Di pengungsian, kami bertemu dengan Ayu (30), ia terpaksa harus membawa bayinya yang baru berumur 2 bulan ke pengungsian. Sang bayi nampak damai di dekapan ibunya, meski suasana pengungsian begitu bising, namun suara di sana tidak mengusik tidurnya.

Ayu tidak memiliki pengalaman banjir sebelumnya, ini kali pertama dirinya merasakan musibah banjir selama satu tahun lebih tinggal di Jalan Pengadegan Timur, RT 7/RW 1, Pengadegan, Kecamatan Pancoran, Jakarta Selatan.

Sebelum air masuk ke pekarangan rumah pada 1 Januari, pukul 15.00 WIB, Ayu beserta dua anaknya sudah dievakuasi ke pengungsian. Dua jam kemudian, air mulai terlihat dan dengan waktu yang singkat air sudah memenuhi permukiman warga di sana.

“Dari siang, Pak Lurah sudah memberikan peringatan untuk warga, sekitar pukul 12.00 WIB tetangga saya sudah mulai berkemas. Ini kan pengalaman pertama saya, beruntungnya suami saya cepat kemas-kemas barang, saya cuma mikirin anak-anak aja saat itu,” katanya, kepada VOI, di Pengungsian Rusunawa Pengadegan Timur, Jakarta, 3 Januari.

Saat sedang berbincang dengan Ayu, sepasang bola mata kecil mengamati kami. Ia seakan tertarik memperhatikan siapa lawan bicara Ayu. Perlahan dia mendekat, senyuman manis terukir di bibir kecilnya. Dinda nama bocah kecil itu.

“Ma.. balon,” ucapnya seraya berlari mengelilingi pengungsian dengan teman sebayanya yang ada di sana.

“Iya, hati-hati ya. Pelan-pelan,” jawab Ayu.

Pengungsian ini memang tak memiliki fasilitas untuk anak-anak seumuran Dinda. Hanya ada balon dengan tali sebagai pegangan yang tersedia. Bukan sesuatu yang aneh jika anak-anak di sini banyak yang sibuk dengan gawai di tangannya. Gawai seakan menjadi penolong orang tua mereka untuk menjaga mood anak-anak di pengungsian tetap baik.

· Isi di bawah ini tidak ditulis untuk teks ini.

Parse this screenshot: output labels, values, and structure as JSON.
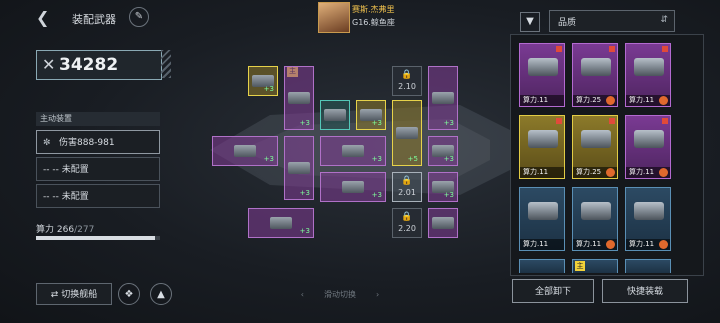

“Kemarin sih ada perpustakaan keliling datang sebentar. Tapi kalau bantuan berupa trauma healing untuk anak-anak enggak ada sih. Tapi mereka sih tetap senang saja, Namanya anak-anak kan belum paham. Main lari-larian sama pengungsi lain juga udah seneng aja,” tuturnya.

Bantuan yang datang memang berlimpah, para pengungsi tak perlu berpikir akan kelaparan. Namun, barang-barang yang datang justru tidak ada yang diperuntulkan untuk bayi ataupun anak-anak. Seperti, popok, susu, ataupun mainnan.

Jika Ayu baru pertama kali menghadapi banjir, Ika (37) mengaku sudah berpengalaman merasakan banjir di Jakarta. Matanya berkaca-kaca saat menjelaskan bagaimana usahanya menyelamatkan barang-barang namun gagal, air yang masuk ke kediamannya justru sampai ke lantai dua rumahnya.

“Televisi, kulkas, saya bodo amat deh. Orang air cepat banget daripada anak saya mati. Hujan deras banget, perasan saya bakalan banjir. Tapi kata orang-orang enggak akan tinggi, soalnya sekarang akan ada pintu air yang bisa nyedot air dua tuh yang dari Pak Ahok. Mungkin enggak akan tinggi, eh ternyata malah makin parah,” tuturnya.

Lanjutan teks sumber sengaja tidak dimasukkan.